We haven’t yet reached the end of the potential offered by directed evolution. The application of the technique to vaccine development is especially promising: By shuffling sequences from multiple viral subtypes into a single protein, we might be able to conquer influenza, human papilloma, herpes simplex 1 and 2, foot and mouth, and even bacterial infections such as those caused by the ulcer-inducing Helicobacter pylori. This approach may even help reverse the traditional advantage conferred by the overwhelming number of pathogens that assault us. With a world of microbes to select from, evolution exerts exceptional pressure to generate substrains and varieties that threaten to evade immunization efforts and antimicrobial drugs. Yet maybe an immune system primed with a shuffled, multistrain inoculant would be prepared to meet the summed diversity of an entire slice of the pathogenic spectrum.

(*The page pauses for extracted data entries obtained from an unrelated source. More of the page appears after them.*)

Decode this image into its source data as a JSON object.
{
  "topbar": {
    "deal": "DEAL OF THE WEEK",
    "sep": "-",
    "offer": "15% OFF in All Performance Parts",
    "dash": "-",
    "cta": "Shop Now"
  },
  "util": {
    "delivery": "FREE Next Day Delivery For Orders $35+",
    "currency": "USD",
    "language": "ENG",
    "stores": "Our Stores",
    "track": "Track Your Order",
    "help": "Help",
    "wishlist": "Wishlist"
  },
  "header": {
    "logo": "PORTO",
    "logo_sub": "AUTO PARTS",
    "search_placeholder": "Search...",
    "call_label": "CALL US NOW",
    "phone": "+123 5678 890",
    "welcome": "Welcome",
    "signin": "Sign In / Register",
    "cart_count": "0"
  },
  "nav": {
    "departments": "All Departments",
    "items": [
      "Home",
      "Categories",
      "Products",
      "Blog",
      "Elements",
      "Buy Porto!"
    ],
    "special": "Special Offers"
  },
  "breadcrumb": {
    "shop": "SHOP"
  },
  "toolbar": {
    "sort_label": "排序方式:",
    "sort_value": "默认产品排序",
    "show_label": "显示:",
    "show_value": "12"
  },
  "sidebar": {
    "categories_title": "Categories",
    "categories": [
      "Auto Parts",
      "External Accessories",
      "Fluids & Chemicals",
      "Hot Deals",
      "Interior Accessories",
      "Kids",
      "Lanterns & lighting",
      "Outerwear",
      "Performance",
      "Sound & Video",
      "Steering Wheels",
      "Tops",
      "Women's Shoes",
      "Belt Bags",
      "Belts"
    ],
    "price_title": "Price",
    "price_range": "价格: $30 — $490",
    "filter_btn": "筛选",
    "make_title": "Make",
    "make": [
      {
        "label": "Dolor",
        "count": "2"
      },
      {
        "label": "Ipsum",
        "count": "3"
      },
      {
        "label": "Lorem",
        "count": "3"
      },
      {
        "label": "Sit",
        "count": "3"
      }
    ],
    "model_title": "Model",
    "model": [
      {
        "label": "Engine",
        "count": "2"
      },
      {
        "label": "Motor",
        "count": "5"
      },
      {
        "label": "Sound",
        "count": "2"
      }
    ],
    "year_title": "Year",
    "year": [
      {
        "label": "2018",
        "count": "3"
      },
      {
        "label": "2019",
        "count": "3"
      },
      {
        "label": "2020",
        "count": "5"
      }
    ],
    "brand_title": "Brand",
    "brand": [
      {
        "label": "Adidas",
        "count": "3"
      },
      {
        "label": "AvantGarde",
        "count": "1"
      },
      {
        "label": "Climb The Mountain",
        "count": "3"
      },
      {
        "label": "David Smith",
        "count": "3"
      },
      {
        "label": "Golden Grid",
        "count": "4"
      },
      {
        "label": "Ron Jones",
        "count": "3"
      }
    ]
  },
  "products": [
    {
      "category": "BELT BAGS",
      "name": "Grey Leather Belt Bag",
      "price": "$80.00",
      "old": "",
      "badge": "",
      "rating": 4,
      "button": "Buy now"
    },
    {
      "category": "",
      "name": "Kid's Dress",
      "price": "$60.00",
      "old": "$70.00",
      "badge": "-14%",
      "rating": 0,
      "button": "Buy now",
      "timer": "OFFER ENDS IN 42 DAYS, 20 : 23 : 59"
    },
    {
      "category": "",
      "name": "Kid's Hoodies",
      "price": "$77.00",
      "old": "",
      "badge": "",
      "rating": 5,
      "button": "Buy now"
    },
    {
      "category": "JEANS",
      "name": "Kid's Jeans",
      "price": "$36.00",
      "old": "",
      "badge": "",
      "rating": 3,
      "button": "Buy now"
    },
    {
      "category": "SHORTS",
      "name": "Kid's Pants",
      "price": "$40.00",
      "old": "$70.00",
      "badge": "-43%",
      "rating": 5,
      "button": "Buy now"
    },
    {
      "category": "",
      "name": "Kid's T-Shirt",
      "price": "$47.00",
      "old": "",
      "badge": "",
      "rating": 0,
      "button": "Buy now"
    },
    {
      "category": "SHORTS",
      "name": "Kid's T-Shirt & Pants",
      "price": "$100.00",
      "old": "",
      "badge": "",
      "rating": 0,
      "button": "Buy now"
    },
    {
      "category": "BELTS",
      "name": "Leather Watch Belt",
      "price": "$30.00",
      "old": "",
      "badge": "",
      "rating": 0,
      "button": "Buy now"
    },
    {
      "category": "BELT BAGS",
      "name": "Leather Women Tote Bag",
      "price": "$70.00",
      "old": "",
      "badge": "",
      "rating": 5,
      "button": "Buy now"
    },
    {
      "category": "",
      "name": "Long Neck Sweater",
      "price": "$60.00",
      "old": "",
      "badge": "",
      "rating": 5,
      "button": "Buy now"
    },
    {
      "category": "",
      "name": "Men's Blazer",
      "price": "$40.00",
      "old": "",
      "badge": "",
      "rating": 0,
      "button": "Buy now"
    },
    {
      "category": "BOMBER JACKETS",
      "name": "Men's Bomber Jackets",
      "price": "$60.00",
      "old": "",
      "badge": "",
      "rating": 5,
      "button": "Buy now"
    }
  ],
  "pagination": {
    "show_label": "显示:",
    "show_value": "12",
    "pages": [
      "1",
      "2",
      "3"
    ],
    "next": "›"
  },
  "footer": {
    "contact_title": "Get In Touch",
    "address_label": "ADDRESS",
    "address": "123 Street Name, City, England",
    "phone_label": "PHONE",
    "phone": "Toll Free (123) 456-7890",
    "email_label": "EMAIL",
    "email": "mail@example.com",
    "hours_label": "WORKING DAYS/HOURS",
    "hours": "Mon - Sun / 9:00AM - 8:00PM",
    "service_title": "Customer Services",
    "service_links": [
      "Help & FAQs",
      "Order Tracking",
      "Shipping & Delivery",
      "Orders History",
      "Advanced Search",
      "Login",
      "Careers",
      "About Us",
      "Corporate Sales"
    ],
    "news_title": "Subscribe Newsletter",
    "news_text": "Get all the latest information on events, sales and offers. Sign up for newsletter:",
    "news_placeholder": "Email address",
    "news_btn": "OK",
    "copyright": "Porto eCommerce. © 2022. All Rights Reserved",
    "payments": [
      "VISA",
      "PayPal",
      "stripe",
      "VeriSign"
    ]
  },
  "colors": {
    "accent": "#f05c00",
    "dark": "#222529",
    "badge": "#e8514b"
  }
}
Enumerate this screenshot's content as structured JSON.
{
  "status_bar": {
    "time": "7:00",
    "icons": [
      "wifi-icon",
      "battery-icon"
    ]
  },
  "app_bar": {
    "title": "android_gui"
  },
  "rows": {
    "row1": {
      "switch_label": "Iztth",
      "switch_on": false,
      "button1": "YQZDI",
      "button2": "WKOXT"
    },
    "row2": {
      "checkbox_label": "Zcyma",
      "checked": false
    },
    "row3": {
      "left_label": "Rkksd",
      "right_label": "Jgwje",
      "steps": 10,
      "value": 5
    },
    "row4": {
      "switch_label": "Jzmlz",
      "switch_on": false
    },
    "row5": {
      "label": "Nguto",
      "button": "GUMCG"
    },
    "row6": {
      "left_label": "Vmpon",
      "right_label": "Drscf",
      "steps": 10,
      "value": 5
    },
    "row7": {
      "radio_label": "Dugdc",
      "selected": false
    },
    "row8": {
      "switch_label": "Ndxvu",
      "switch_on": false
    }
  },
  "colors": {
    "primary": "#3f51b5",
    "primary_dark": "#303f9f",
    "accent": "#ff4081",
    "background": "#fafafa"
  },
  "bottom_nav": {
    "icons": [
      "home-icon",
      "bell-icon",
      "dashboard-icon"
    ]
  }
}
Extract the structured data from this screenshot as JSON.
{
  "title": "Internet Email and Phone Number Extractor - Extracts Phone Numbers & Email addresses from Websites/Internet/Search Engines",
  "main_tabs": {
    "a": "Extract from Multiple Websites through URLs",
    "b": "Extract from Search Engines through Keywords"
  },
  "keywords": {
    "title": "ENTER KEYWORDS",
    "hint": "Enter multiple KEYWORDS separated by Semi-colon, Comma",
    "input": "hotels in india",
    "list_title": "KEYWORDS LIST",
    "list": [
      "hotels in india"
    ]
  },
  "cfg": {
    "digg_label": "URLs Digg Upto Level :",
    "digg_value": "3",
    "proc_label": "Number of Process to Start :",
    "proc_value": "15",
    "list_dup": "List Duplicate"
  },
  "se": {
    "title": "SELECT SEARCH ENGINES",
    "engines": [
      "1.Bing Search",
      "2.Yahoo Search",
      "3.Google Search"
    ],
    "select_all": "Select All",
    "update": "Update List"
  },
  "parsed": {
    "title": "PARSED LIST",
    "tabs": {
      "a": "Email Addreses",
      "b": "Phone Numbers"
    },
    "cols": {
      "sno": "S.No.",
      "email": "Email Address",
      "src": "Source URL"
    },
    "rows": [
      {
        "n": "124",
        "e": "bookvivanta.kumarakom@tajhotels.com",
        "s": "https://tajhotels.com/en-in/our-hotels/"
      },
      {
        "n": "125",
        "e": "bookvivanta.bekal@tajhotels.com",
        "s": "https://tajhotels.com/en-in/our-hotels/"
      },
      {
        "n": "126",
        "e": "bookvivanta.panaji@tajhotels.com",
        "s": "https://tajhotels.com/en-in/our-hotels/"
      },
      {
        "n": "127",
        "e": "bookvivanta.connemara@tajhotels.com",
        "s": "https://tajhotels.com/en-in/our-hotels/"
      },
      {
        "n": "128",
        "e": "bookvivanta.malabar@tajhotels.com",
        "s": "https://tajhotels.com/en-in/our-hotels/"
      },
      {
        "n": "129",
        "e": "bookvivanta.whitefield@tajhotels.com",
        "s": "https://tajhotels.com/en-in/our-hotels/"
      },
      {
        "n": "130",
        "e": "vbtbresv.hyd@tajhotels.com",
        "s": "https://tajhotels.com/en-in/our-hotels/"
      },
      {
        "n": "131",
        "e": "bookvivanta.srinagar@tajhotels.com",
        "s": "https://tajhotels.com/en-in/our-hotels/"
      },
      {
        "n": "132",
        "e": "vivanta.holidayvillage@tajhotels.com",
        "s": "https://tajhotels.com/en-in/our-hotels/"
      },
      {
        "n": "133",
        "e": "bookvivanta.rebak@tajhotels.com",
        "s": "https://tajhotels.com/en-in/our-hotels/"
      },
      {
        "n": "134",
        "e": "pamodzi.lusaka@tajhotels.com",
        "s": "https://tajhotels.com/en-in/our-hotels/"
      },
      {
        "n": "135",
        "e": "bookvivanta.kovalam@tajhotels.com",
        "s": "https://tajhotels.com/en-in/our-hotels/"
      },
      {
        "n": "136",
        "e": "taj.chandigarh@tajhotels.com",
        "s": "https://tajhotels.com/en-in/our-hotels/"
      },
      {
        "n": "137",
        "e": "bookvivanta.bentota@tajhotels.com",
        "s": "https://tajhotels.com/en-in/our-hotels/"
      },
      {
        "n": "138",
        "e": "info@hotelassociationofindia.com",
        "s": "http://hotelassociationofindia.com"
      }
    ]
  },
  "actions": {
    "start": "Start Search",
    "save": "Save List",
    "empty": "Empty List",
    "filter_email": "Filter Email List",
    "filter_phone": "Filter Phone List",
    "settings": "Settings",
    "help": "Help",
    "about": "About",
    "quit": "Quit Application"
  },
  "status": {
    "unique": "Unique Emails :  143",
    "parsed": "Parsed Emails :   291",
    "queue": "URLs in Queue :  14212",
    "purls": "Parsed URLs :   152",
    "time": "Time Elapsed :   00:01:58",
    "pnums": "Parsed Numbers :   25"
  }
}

As we demonstrated in 2001, laboratory-directed evolution can be used to rapidly predict the future course of natural evolution, as observed in antibiotic-resistant pathogens from clinical samples. Of course, this advantage is temporary-the shuffling technique cannot anticipate all future infectious agents. Like the Red Queen from Lewis Carroll’s Alice in Wonderland, medical technology and the human immune system must constantly run in order to stay in place. But for the first time we have the ability to affect the treadmill itself, evolving our medical and immune system defenses at a faster rate than that of its challengers.

DNA breeding is explicitly modeled on natural evolution-both are blindly opportunistic, and this is an indisputable strength of both processes. Virtually any combination of sequences may be used in a shuffling reaction, and as true, bottom-up, rational protein engineering continues to progress, it too will be incorporated into directed-evolution methodologies to increase further the fraction of useful progeny. We are optimistic that directed evolution will exponentially catalyze development of the next generation of useful proteins to flow from biotechnology’s fertile cornucopia.